The climactic weekend had its origins in events that slowly increased in pace from the beginning of the week.
Even before the court of appeals handed down its ruling, it had urged Cox and Nixon's attorneys to try to reach some kind of agreement that would enable the critical evidence to go to the grand jury without forcing a legal showdown over separation of powers. Cox and the President's counsel, Fred Buzhardt, had met for many hours before advising the court that they could not find a mutually acceptable means to do this. Last week Richardson, at the behest of Nixon through his aide Alexander Haig, reopened talks with Cox.

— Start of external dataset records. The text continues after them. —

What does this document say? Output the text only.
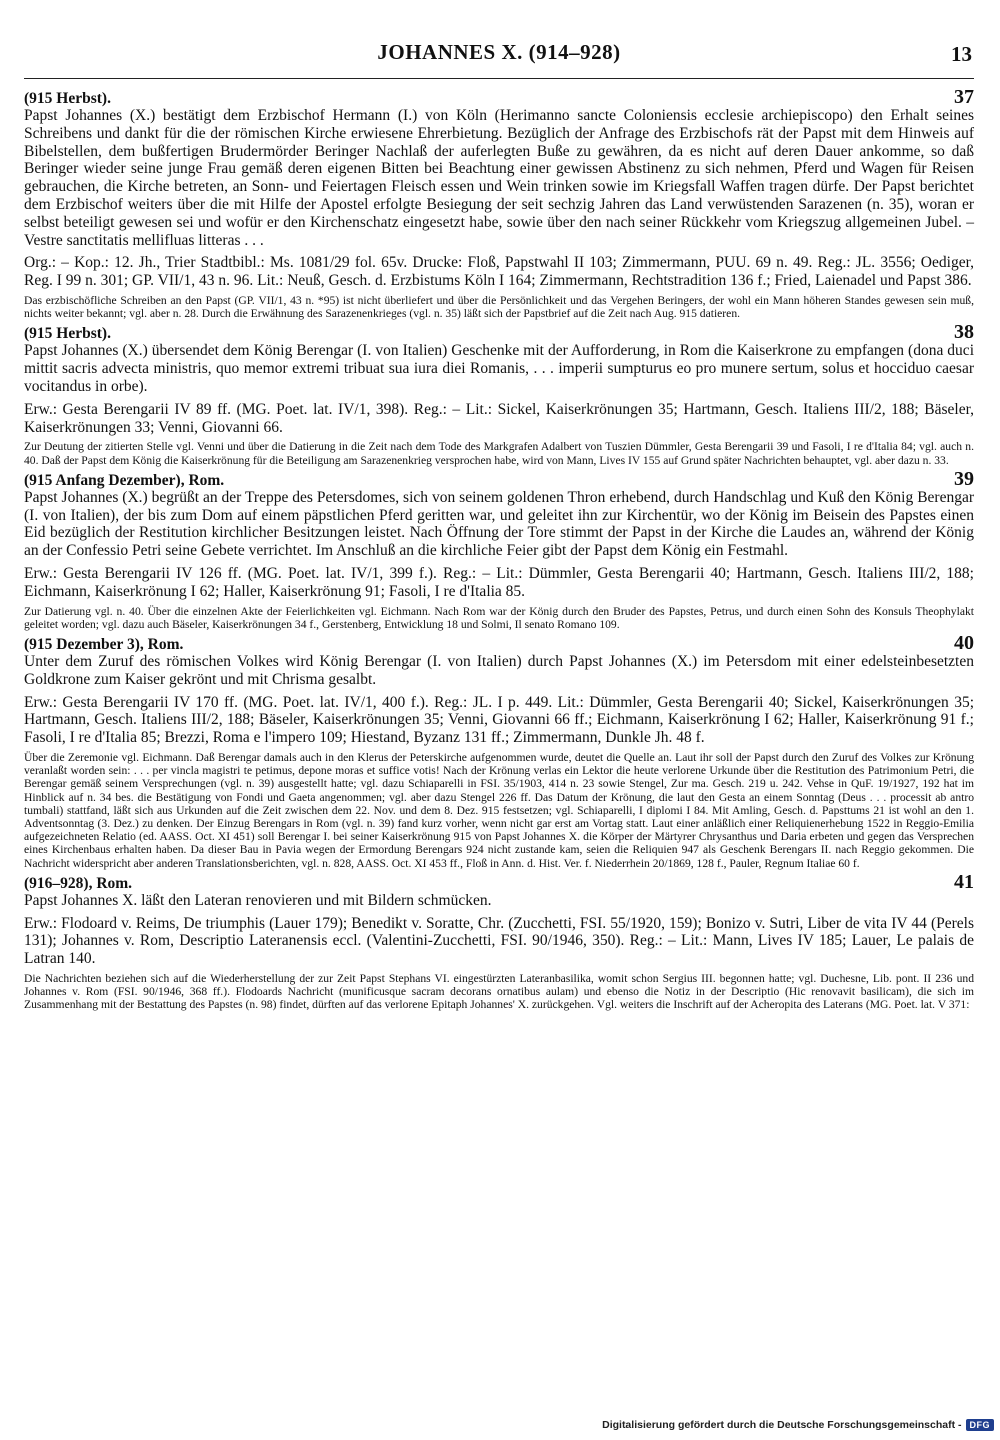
JOHANNES X. (914–928)	13
(915 Herbst).	37

Papst Johannes (X.) bestätigt dem Erzbischof Hermann (I.) von Köln (Herimanno sancte Coloniensis ecclesie archiepiscopo) den Erhalt seines Schreibens und dankt für die der römischen Kirche erwiesene Ehrerbietung. Bezüglich der Anfrage des Erzbischofs rät der Papst mit dem Hinweis auf Bibelstellen, dem bußfertigen Brudermörder Beringer Nachlaß der auferlegten Buße zu gewähren, da es nicht auf deren Dauer ankomme, so daß Beringer wieder seine junge Frau gemäß deren eigenen Bitten bei Beachtung einer gewissen Abstinenz zu sich nehmen, Pferd und Wagen für Reisen gebrauchen, die Kirche betreten, an Sonn- und Feiertagen Fleisch essen und Wein trinken sowie im Kriegsfall Waffen tragen dürfe. Der Papst berichtet dem Erzbischof weiters über die mit Hilfe der Apostel erfolgte Besiegung der seit sechzig Jahren das Land verwüstenden Sarazenen (n. 35), woran er selbst beteiligt gewesen sei und wofür er den Kirchenschatz eingesetzt habe, sowie über den nach seiner Rückkehr vom Kriegszug allgemeinen Jubel. – Vestre sanctitatis mellifluas litteras . . .

Org.: – Kop.: 12. Jh., Trier Stadtbibl.: Ms. 1081/29 fol. 65v. Drucke: Floß, Papstwahl II 103; Zimmermann, PUU. 69 n. 49. Reg.: JL. 3556; Oediger, Reg. I 99 n. 301; GP. VII/1, 43 n. 96. Lit.: Neuß, Gesch. d. Erzbistums Köln I 164; Zimmermann, Rechtstradition 136 f.; Fried, Laienadel und Papst 386.

Das erzbischöfliche Schreiben an den Papst (GP. VII/1, 43 n. *95) ist nicht überliefert und über die Persönlichkeit und das Vergehen Beringers, der wohl ein Mann höheren Standes gewesen sein muß, nichts weiter bekannt; vgl. aber n. 28. Durch die Erwähnung des Sarazenenkrieges (vgl. n. 35) läßt sich der Papstbrief auf die Zeit nach Aug. 915 datieren.

(915 Herbst).	38

Papst Johannes (X.) übersendet dem König Berengar (I. von Italien) Geschenke mit der Aufforderung, in Rom die Kaiserkrone zu empfangen (dona duci mittit sacris advecta ministris, quo memor extremi tribuat sua iura diei Romanis, . . . imperii sumpturus eo pro munere sertum, solus et hocciduo caesar vocitandus in orbe).

Erw.: Gesta Berengarii IV 89 ff. (MG. Poet. lat. IV/1, 398). Reg.: – Lit.: Sickel, Kaiserkrönungen 35; Hartmann, Gesch. Italiens III/2, 188; Bäseler, Kaiserkrönungen 33; Venni, Giovanni 66.

Zur Deutung der zitierten Stelle vgl. Venni und über die Datierung in die Zeit nach dem Tode des Markgrafen Adalbert von Tuszien Dümmler, Gesta Berengarii 39 und Fasoli, I re d'Italia 84; vgl. auch n. 40. Daß der Papst dem König die Kaiserkrönung für die Beteiligung am Sarazenenkrieg versprochen habe, wird von Mann, Lives IV 155 auf Grund später Nachrichten behauptet, vgl. aber dazu n. 33.

(915 Anfang Dezember), Rom.	39

Papst Johannes (X.) begrüßt an der Treppe des Petersdomes, sich von seinem goldenen Thron erhebend, durch Handschlag und Kuß den König Berengar (I. von Italien), der bis zum Dom auf einem päpstlichen Pferd geritten war, und geleitet ihn zur Kirchentür, wo der König im Beisein des Papstes einen Eid bezüglich der Restitution kirchlicher Besitzungen leistet. Nach Öffnung der Tore stimmt der Papst in der Kirche die Laudes an, während der König an der Confessio Petri seine Gebete verrichtet. Im Anschluß an die kirchliche Feier gibt der Papst dem König ein Festmahl.

Erw.: Gesta Berengarii IV 126 ff. (MG. Poet. lat. IV/1, 399 f.). Reg.: – Lit.: Dümmler, Gesta Berengarii 40; Hartmann, Gesch. Italiens III/2, 188; Eichmann, Kaiserkrönung I 62; Haller, Kaiserkrönung 91; Fasoli, I re d'Italia 85.

Zur Datierung vgl. n. 40. Über die einzelnen Akte der Feierlichkeiten vgl. Eichmann. Nach Rom war der König durch den Bruder des Papstes, Petrus, und durch einen Sohn des Konsuls Theophylakt geleitet worden; vgl. dazu auch Bäseler, Kaiserkrönungen 34 f., Gerstenberg, Entwicklung 18 und Solmi, Il senato Romano 109.

(915 Dezember 3), Rom.	40

Unter dem Zuruf des römischen Volkes wird König Berengar (I. von Italien) durch Papst Johannes (X.) im Petersdom mit einer edelsteinbesetzten Goldkrone zum Kaiser gekrönt und mit Chrisma gesalbt.

Erw.: Gesta Berengarii IV 170 ff. (MG. Poet. lat. IV/1, 400 f.). Reg.: JL. I p. 449. Lit.: Dümmler, Gesta Berengarii 40; Sickel, Kaiserkrönungen 35; Hartmann, Gesch. Italiens III/2, 188; Bäseler, Kaiserkrönungen 35; Venni, Giovanni 66 ff.; Eichmann, Kaiserkrönung I 62; Haller, Kaiserkrönung 91 f.; Fasoli, I re d'Italia 85; Brezzi, Roma e l'impero 109; Hiestand, Byzanz 131 ff.; Zimmermann, Dunkle Jh. 48 f.

Über die Zeremonie vgl. Eichmann. Daß Berengar damals auch in den Klerus der Peterskirche aufgenommen wurde, deutet die Quelle an. Laut ihr soll der Papst durch den Zuruf des Volkes zur Krönung veranlaßt worden sein: . . . per vincla magistri te petimus, depone moras et suffice votis! Nach der Krönung verlas ein Lektor die heute verlorene Urkunde über die Restitution des Patrimonium Petri, die Berengar gemäß seinem Versprechungen (vgl. n. 39) ausgestellt hatte; vgl. dazu Schiaparelli in FSI. 35/1903, 414 n. 23 sowie Stengel, Zur ma. Gesch. 219 u. 242. Vehse in QuF. 19/1927, 192 hat im Hinblick auf n. 34 bes. die Bestätigung von Fondi und Gaeta angenommen; vgl. aber dazu Stengel 226 ff. Das Datum der Krönung, die laut den Gesta an einem Sonntag (Deus . . . processit ab antro tumbali) stattfand, läßt sich aus Urkunden auf die Zeit zwischen dem 22. Nov. und dem 8. Dez. 915 festsetzen; vgl. Schiaparelli, I diplomi I 84. Mit Amling, Gesch. d. Papsttums 21 ist wohl an den 1. Adventsonntag (3. Dez.) zu denken. Der Einzug Berengars in Rom (vgl. n. 39) fand kurz vorher, wenn nicht gar erst am Vortag statt. Laut einer anläßlich einer Reliquienerhebung 1522 in Reggio-Emilia aufgezeichneten Relatio (ed. AASS. Oct. XI 451) soll Berengar I. bei seiner Kaiserkrönung 915 von Papst Johannes X. die Körper der Märtyrer Chrysanthus und Daria erbeten und gegen das Versprechen eines Kirchenbaus erhalten haben. Da dieser Bau in Pavia wegen der Ermordung Berengars 924 nicht zustande kam, seien die Reliquien 947 als Geschenk Berengars II. nach Reggio gekommen. Die Nachricht widerspricht aber anderen Translationsberichten, vgl. n. 828, AASS. Oct. XI 453 ff., Floß in Ann. d. Hist. Ver. f. Niederrhein 20/1869, 128 f., Pauler, Regnum Italiae 60 f.

(916–928), Rom.	41

Papst Johannes X. läßt den Lateran renovieren und mit Bildern schmücken.

Erw.: Flodoard v. Reims, De triumphis (Lauer 179); Benedikt v. Soratte, Chr. (Zucchetti, FSI. 55/1920, 159); Bonizo v. Sutri, Liber de vita IV 44 (Perels 131); Johannes v. Rom, Descriptio Lateranensis eccl. (Valentini-Zucchetti, FSI. 90/1946, 350). Reg.: – Lit.: Mann, Lives IV 185; Lauer, Le palais de Latran 140.

Die Nachrichten beziehen sich auf die Wiederherstellung der zur Zeit Papst Stephans VI. eingestürzten Lateranbasilika, womit schon Sergius III. begonnen hatte; vgl. Duchesne, Lib. pont. II 236 und Johannes v. Rom (FSI. 90/1946, 368 ff.). Flodoards Nachricht (munificusque sacram decorans ornatibus aulam) und ebenso die Notiz in der Descriptio (Hic renovavit basilicam), die sich im Zusammenhang mit der Bestattung des Papstes (n. 98) findet, dürften auf das verlorene Epitaph Johannes' X. zurückgehen. Vgl. weiters die Inschrift auf der Acheropita des Laterans (MG. Poet. lat. V 371:

Digitalisierung gefördert durch die Deutsche Forschungsgemeinschaft - DFG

A White House official conceded that such talk had influenced Nixon to make his move. Nixon, almost totally preoccupied with the crisis in the Middle East, undoubtedly felt the burden of the Watergate suspicions and litigation more keenly than ever. As Senator Baker put it: "You can only be nibbled by so many ducks at a time." Perhaps he even saw the war as a propitious time to try to get rid of Watergate once and for all.
On Monday, members of the Cox staff got a hint at what was up when he asked key men: "What would you think of John Stennis as referee in the tapes dispute?" Whatever position each staff man took, Cox assumed an opposite stance, provoking discussion. By Tuesday, Cox and his staff had reached a consensus: the issue was not really whether Stennis was the right man; the whole procedure was wrong. No court would accept summaries of tapes as evidence. Any judge would insist on the tapes.
By Wednesday, the Cox team had thoroughly studied a three-page proposal written by Richardson. It suggested that Nixon appoint a "verifier" of the tapes, an individual of "wide experience, strong character and established reputation for veracity." He would be given the tapes "for as long as he considered necessary," as well as a transcript of the tapes that would omit portions that "were not pertinent." His job would be to play the tapes and correct the transcript as needed. He could paraphrase any "embarrassing" languagean apparent reference to Nixon's propensity for coarse phrases. This verifier could also delete references harmful to "national defense or foreign relations."
The Richardson plan then called for the finished transcript to be submitted to the courts, which would be asked to accept the whole procedure. Accompanying the verified documents would be sworn affidavits that the tapes had not been altered in any way. The President's outside expert, University of Texas Law Professor Charles Wright, had meanwhile been summoned from Texas to Washington, and was reportedly astonished that Nixon was willing to yield to the extent that he would allow outside examination of the tapes.